Some of my libertarian friends become annoyed when this column addresses low voter turnouts.
“Not voting is a vote,” riled-up responders declare.
True. For that reason, I don’t support mandatory voting laws - a political staple in some nations.
The hyped-up concerns that America’s turnout in national elections is lower than most other comparator countries don’t warrant even a blip on my worry radar.
Requiring citizens to vote or face a fine - as some countries do - increases turnout. However, it hardly guarantees election of the best candidates or approval of sound policies.
Still, how can we not be concerned that a minority of voters often determine elections?
Perhaps the voting challenged among us fails to grasp the consequences of decisions made by those who do take office.
Kentucky, after all, has paid a high price for electing too many politicians who refuse to implement policies needed to effectively compete with other states for genuine economic growth.
We can’t definitively answer how many Toyota headquarters would have located in Kentucky had our policymakers - like those in Texas - offered the kind of inspiring free-market vision that brightens its citizens’ prospects for the future. It’s likely, however, that our commonwealth would not have one of the highest unemployment rates and an education system where only one out of three public-school students are proficient readers.
Would Kentucky have ended its lucrative pension system for longtime politicians if more than 412,000 of the 2.9 million registered voters - only 14 percent - had weighed in during the last primary election? Could it be that Kentuckians would now enjoy school choice or better job opportunities if some of the 1.2 million registered voters who bypassed the state’s previous General Election had showed up?
We must at least allow for the possibility.
My libertarian colleagues argue that a higher voter turnout could worsen conditions - especially if those turning out are ill-informed.
“Contrary to the folklore of democratic health, low turnout can signal social solidarity, reflect real civic virtue, and even make democracy work better,” Will Wilkinson, a former research fellow at the Cato Institute, once wrote in an article entitled “Thank You for Not Voting” about a Canadian federal election that produced that nation’s lowest voter turnout in history.
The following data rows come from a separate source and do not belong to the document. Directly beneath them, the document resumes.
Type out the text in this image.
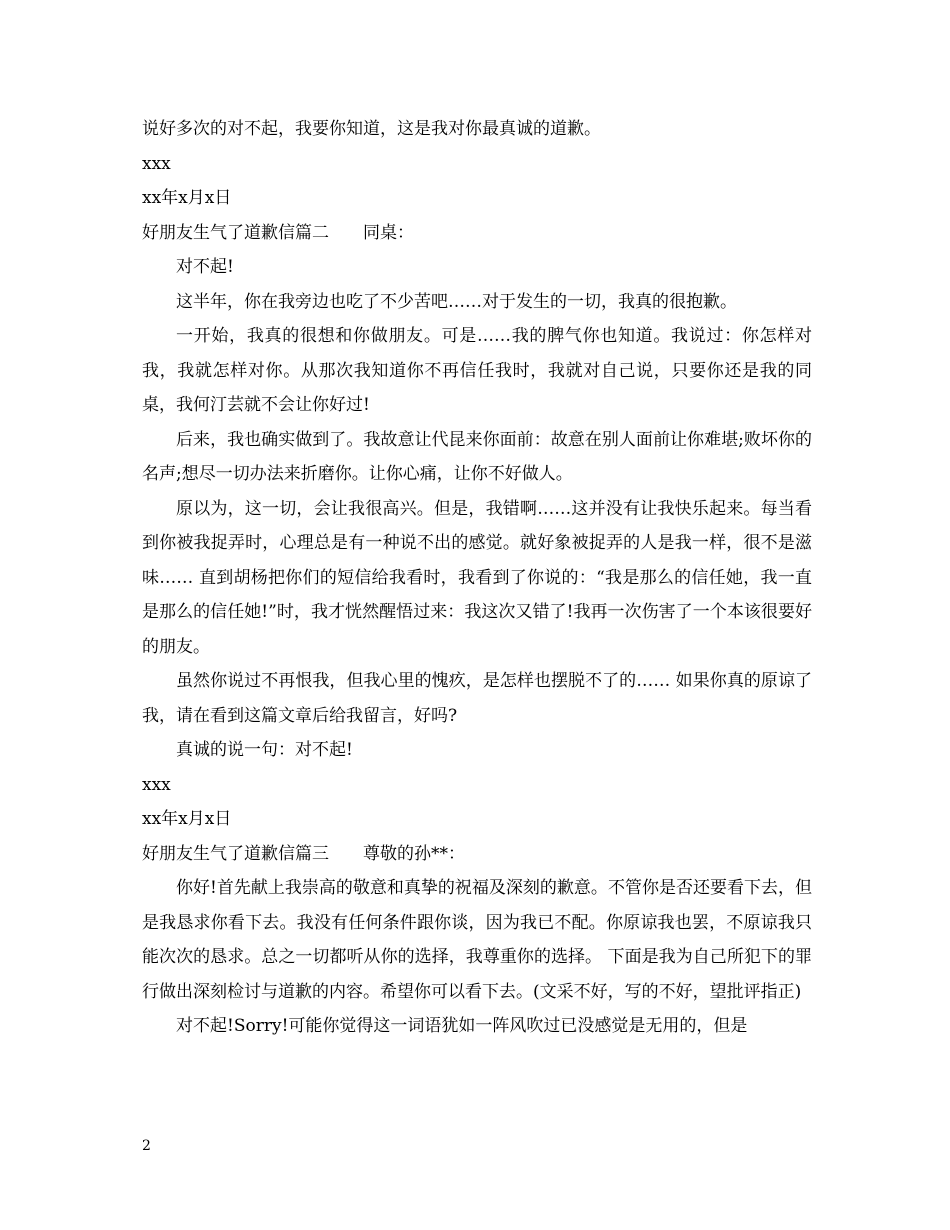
说好多次的对不起，我要你知道，这是我对你最真诚的道歉。

xxx

xx年x月x日

好朋友生气了道歉信篇二　　同桌：

对不起!

这半年，你在我旁边也吃了不少苦吧……对于发生的一切，我真的很抱歉。

一开始，我真的很想和你做朋友。可是……我的脾气你也知道。我说过：你怎样对我，我就怎样对你。从那次我知道你不再信任我时，我就对自己说，只要你还是我的同桌，我何汀芸就不会让你好过!

后来，我也确实做到了。我故意让代昆来你面前：故意在别人面前让你难堪;败坏你的名声;想尽一切办法来折磨你。让你心痛，让你不好做人。

原以为，这一切，会让我很高兴。但是，我错啊……这并没有让我快乐起来。每当看到你被我捉弄时，心理总是有一种说不出的感觉。就好象被捉弄的人是我一样，很不是滋味…… 直到胡杨把你们的短信给我看时，我看到了你说的：“我是那么的信任她，我一直是那么的信任她!”时，我才恍然醒悟过来：我这次又错了!我再一次伤害了一个本该很要好的朋友。

虽然你说过不再恨我，但我心里的愧疚，是怎样也摆脱不了的…… 如果你真的原谅了我，请在看到这篇文章后给我留言，好吗?

真诚的说一句：对不起!

xxx

xx年x月x日

好朋友生气了道歉信篇三　　尊敬的孙**：

你好!首先献上我崇高的敬意和真挚的祝福及深刻的歉意。不管你是否还要看下去，但是我恳求你看下去。我没有任何条件跟你谈，因为我已不配。你原谅我也罢，不原谅我只能次次的恳求。总之一切都听从你的选择，我尊重你的选择。 下面是我为自己所犯下的罪行做出深刻检讨与道歉的内容。希望你可以看下去。(文采不好，写的不好，望批评指正)

对不起!Sorry!可能你觉得这一词语犹如一阵风吹过已没感觉是无用的，但是

2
“So when turnout drops, it tends to leave the pool of remaining voters with an improved average level of political knowledge and policy know-how,” Wilkinson writes. “If well-informed voters have a better picture of the candidate or party most likely to promote the general welfare, then especially high turnout can actually tilt an election away from the better choice, leaving everyone a bit worse off.”
That’s a compelling argument suited especially for national elections.
After all, could we as a nation be much worse off had “the flakiest voters,” as Wilkinson referred to the “least motivated” participants, stayed home during the last two presidential elections that had some of the largest turnouts in modern times?
But we need a different argument de vente when it comes to state and local elections. Too few turning out in those elections has left Kentucky “worse off.”
Was Kentucky better off with former Democratic Rep. John Arnold, D-Sturgis, getting elected 10 times in the House where he did little, if anything, of significance for his constituents other than sexually harass legislative aids for years for which he’s been reprimanded and fined by the state Legislative Ethics Commission?
Did only 4,427 of the 19,399 registered voters in Arnold’s Seventh District bothering to turn out to vote in his last primary make Kentucky better off?
Did Arnold winning by five single votes in the 2012 general election make Kentucky better off?
No more than you will by bypassing the voting booth on May 20.